Bulgarian Chief Mufti's Office to File Suit against Nationalist LeaderDomestic | May 27, 2011, Friday // 17:58| views
Bulgarian Muslims are pictured praying in the Banya Bashi mosque in downtown Sofia on Friday, May 27, a week after the incident caused by the far-right party Ataka. Photo by BGNES
The Bulgarian Chief Mufti's Office plans to file a civil action suit for non-material damages against Volen Siderov, leader of nationalist Ataka party.
The claim will be rather symbolic in nature, the emphasis will not be on the potential profit, according to Asan Imamov, legal counselor to the Chief Mufti's Office.
The civil action will most likely be filed in one or two weeks and will seek redress for material and non-material damages.
Last week the nationalist party Ataka, led by Volen Siderov, staged an attack on praying Muslims in front of the Banya Bashi mosque in Sofia. The assault, which shocked Bulgarians with its violence and spurred condemnatory remarks from both ruling party GERB and opposition left- and right-wing parties, came as an Ataka party rally protesting against the use of loudspeakers by the Sofia mosque got out of hand.
"All Muslims are referred to as "terrorists", which we find highly insulting", said Chief Mufti Mustafa Alish Hadzhi, urging a serious approach to the matter to let justice triumph .
Hadji said that the Muslim community harshly condemns the provocations staged on May 20 and called on the Bulgarian people to defy such actions because they encroach the sanctity of the homeland.
Husein Hafazov, Chief Mufti Office's general secretary, commented that the Friday incident has angered Muslims in Bulgaria. In his words, rumors are circulating that the assault may be a sign that a graver violation of Muslims' rights, religion and ethnicity is being prepared.
According to Hafazov, even though the panic is not widespread and all-encompassing, there are people who feel seriously angered and embittered in the aftermath of the xenophobic attack.
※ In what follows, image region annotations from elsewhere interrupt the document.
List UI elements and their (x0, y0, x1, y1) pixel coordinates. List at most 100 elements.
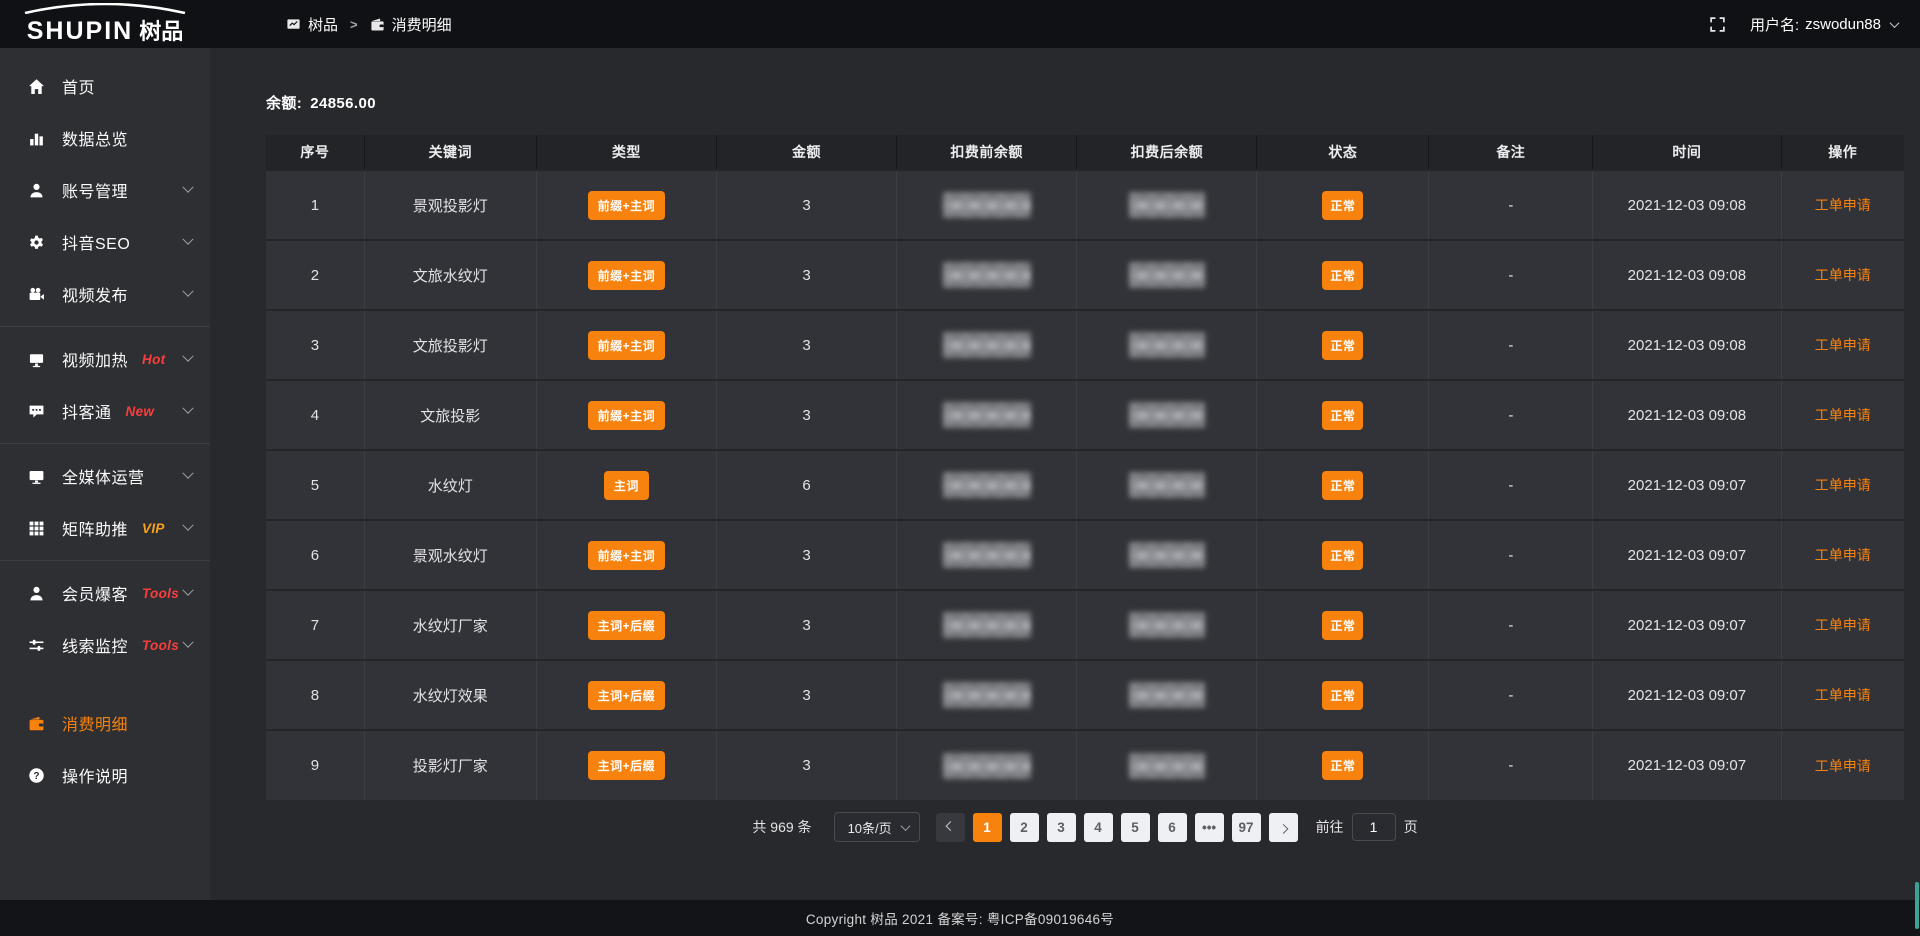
page-button-active[interactable]: 1 (973, 813, 1002, 842)
cell-time: 2021-12-03 09:07 (1593, 660, 1781, 730)
sidebar-item-badge: Tools (142, 586, 179, 601)
work-order-link[interactable]: 工单申请 (1815, 407, 1871, 423)
cell-balance-after (1077, 730, 1257, 800)
sliders-icon (28, 636, 48, 654)
cell-note: - (1429, 450, 1593, 520)
goto-label: 前往 (1316, 817, 1344, 837)
question-icon: ? (28, 766, 48, 784)
cell-balance-before (897, 590, 1077, 660)
sidebar-item-matrix-boost[interactable]: 矩阵助推 VIP (0, 502, 210, 554)
sidebar-item-douyin-seo[interactable]: 抖音SEO (0, 216, 210, 268)
cell-balance-before (897, 240, 1077, 310)
more-pages-button[interactable]: ••• (1195, 813, 1224, 842)
gear-icon (28, 233, 48, 251)
cell-balance-after (1077, 590, 1257, 660)
goto-page: 前往 页 (1316, 813, 1418, 841)
work-order-link[interactable]: 工单申请 (1815, 547, 1871, 563)
chevron-down-icon (182, 234, 193, 245)
work-order-link[interactable]: 工单申请 (1815, 337, 1871, 353)
cell-keyword: 文旅投影 (364, 380, 536, 450)
chevron-down-icon (900, 821, 910, 831)
cell-balance-after (1077, 520, 1257, 590)
page-button[interactable]: 3 (1047, 813, 1076, 842)
scrollbar-thumb[interactable] (1915, 882, 1919, 929)
sidebar-item-home[interactable]: 首页 (0, 60, 210, 112)
cell-time: 2021-12-03 09:07 (1593, 590, 1781, 660)
cell-action: 工单申请 (1781, 730, 1904, 800)
cell-action: 工单申请 (1781, 660, 1904, 730)
chevron-down-icon (182, 286, 193, 297)
masked-balance-after (1129, 472, 1205, 498)
sidebar-item-consumption-detail[interactable]: 消费明细 (0, 697, 210, 749)
breadcrumb-item-root[interactable]: 树品 (286, 14, 338, 35)
type-badge: 前缀+主词 (588, 261, 666, 290)
sidebar-item-clue-monitor[interactable]: 线索监控 Tools (0, 619, 210, 671)
dashboard-icon (286, 17, 301, 32)
middle: 首页 数据总览 账号管理 抖音SEO 视频发布 视频加热 Hot 抖客通 New… (0, 48, 1920, 900)
page-button[interactable]: 6 (1158, 813, 1187, 842)
status-badge: 正常 (1322, 681, 1363, 710)
fullscreen-icon[interactable] (1709, 16, 1726, 33)
cell-type: 前缀+主词 (536, 240, 716, 310)
status-badge: 正常 (1322, 331, 1363, 360)
user-menu[interactable]: 用户名: zswodun88 (1750, 14, 1898, 35)
page-button[interactable]: 2 (1010, 813, 1039, 842)
chart-icon (28, 129, 48, 147)
work-order-link[interactable]: 工单申请 (1815, 617, 1871, 633)
sidebar-item-label: 全媒体运营 (62, 464, 145, 488)
cell-time: 2021-12-03 09:07 (1593, 730, 1781, 800)
sidebar-item-data-overview[interactable]: 数据总览 (0, 112, 210, 164)
cell-type: 主词+后缀 (536, 590, 716, 660)
work-order-link[interactable]: 工单申请 (1815, 687, 1871, 703)
goto-page-input[interactable] (1352, 813, 1396, 841)
cell-balance-after (1077, 310, 1257, 380)
sidebar-item-badge: Tools (142, 638, 179, 653)
balance-value: 24856.00 (310, 95, 376, 112)
grid-icon (28, 519, 48, 537)
next-page-button[interactable] (1269, 813, 1298, 842)
type-badge: 前缀+主词 (588, 331, 666, 360)
sidebar-item-media-operation[interactable]: 全媒体运营 (0, 450, 210, 502)
type-badge: 前缀+主词 (588, 541, 666, 570)
topbar: SHUPIN 树品 树品 > 消费明细 (0, 0, 1920, 48)
sidebar-item-video-publish[interactable]: 视频发布 (0, 268, 210, 320)
user-icon (28, 181, 48, 199)
sidebar-spacer (0, 671, 210, 697)
breadcrumb-current-label: 消费明细 (392, 14, 452, 35)
table-row: 8 水纹灯效果 主词+后缀 3 正常 - 2021-12-03 09:07 工单… (266, 660, 1904, 730)
work-order-link[interactable]: 工单申请 (1815, 197, 1871, 213)
masked-balance-before (943, 402, 1031, 428)
column-header: 备注 (1429, 135, 1593, 170)
page-button[interactable]: 5 (1121, 813, 1150, 842)
work-order-link[interactable]: 工单申请 (1815, 758, 1871, 774)
work-order-link[interactable]: 工单申请 (1815, 267, 1871, 283)
page-button[interactable]: 4 (1084, 813, 1113, 842)
table-header: 序号关键词类型金额扣费前余额扣费后余额状态备注时间操作 (266, 135, 1904, 170)
sidebar-item-douketong[interactable]: 抖客通 New (0, 385, 210, 437)
page-button[interactable]: 97 (1232, 813, 1261, 842)
cell-balance-before (897, 520, 1077, 590)
cell-keyword: 文旅投影灯 (364, 310, 536, 380)
prev-page-button[interactable] (936, 813, 965, 842)
masked-balance-after (1129, 402, 1205, 428)
cell-status: 正常 (1257, 310, 1429, 380)
copyright-text: Copyright 树品 2021 备案号: 粤ICP备09019646号 (806, 908, 1114, 928)
sidebar-item-video-heat[interactable]: 视频加热 Hot (0, 333, 210, 385)
sidebar-item-label: 线索监控 (62, 633, 128, 657)
total-count: 共 969 条 (752, 817, 811, 837)
sidebar-item-operation-guide[interactable]: ? 操作说明 (0, 749, 210, 801)
app-logo[interactable]: SHUPIN 树品 (0, 3, 210, 46)
cell-note: - (1429, 170, 1593, 240)
table-row: 1 景观投影灯 前缀+主词 3 正常 - 2021-12-03 09:08 工单… (266, 170, 1904, 240)
cell-note: - (1429, 660, 1593, 730)
sidebar-item-member-baoke[interactable]: 会员爆客 Tools (0, 567, 210, 619)
sidebar-item-account-management[interactable]: 账号管理 (0, 164, 210, 216)
cell-index: 4 (266, 380, 364, 450)
goto-unit: 页 (1404, 817, 1418, 837)
cell-amount: 3 (716, 240, 896, 310)
page-size-select[interactable]: 10条/页 (834, 812, 920, 842)
cell-time: 2021-12-03 09:08 (1593, 240, 1781, 310)
breadcrumb-item-current[interactable]: 消费明细 (370, 14, 452, 35)
column-header: 金额 (716, 135, 896, 170)
work-order-link[interactable]: 工单申请 (1815, 477, 1871, 493)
Despite that, no protest actions are being organized, he assured, adding that Muslims' anxieties are hardly likely to result in escalated tensions.
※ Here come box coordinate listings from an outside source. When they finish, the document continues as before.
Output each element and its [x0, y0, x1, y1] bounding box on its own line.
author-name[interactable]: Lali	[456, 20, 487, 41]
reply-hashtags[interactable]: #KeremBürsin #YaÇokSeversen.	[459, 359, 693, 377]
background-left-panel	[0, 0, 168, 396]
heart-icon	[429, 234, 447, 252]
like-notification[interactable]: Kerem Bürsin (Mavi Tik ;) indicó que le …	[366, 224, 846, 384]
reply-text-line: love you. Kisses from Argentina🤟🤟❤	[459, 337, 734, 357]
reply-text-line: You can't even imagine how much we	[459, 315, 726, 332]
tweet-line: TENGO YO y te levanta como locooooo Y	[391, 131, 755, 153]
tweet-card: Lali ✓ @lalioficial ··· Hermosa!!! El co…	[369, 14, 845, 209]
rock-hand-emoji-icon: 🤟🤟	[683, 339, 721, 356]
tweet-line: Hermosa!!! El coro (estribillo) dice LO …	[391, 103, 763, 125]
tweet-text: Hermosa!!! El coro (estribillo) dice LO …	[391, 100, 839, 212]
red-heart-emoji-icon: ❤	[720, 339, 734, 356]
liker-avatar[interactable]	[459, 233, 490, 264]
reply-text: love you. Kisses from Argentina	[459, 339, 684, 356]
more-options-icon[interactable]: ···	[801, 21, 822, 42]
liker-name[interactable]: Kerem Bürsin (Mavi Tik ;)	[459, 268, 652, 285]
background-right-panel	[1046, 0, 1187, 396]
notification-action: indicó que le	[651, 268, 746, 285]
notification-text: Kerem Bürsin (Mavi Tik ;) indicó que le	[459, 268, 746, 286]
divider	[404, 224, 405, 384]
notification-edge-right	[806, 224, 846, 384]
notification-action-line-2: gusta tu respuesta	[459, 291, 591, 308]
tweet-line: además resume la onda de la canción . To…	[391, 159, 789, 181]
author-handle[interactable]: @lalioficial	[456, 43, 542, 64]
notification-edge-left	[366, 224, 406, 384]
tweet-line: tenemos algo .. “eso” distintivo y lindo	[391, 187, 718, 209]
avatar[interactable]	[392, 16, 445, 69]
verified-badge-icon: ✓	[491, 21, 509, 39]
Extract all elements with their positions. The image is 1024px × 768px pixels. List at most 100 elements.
Hafazov echoed the opinion expressed in a morning broadcast Friday that such provocations may lead to a radicalization of a part of the Muslims, which could trigger a new "Revival Process", among other things.
At this stage, the Chief Mufti remains positive that there are no radical sentiments among Muslims in Bulgaria.
The Muslim community has welcomed the declaration, adopted Friday in Parliament, condemning the May 20 assault.
The Chief Mufti's Office has reminded that there are around 20-30 000 Muslims in Sofia, while the Banya Bahi mosque can only host 700.
For that reason, a second mosque is needed, for which a project has already been drafted and the land plot has been bought, but the Sofia Municipality has been dragging its feet on the matter for years.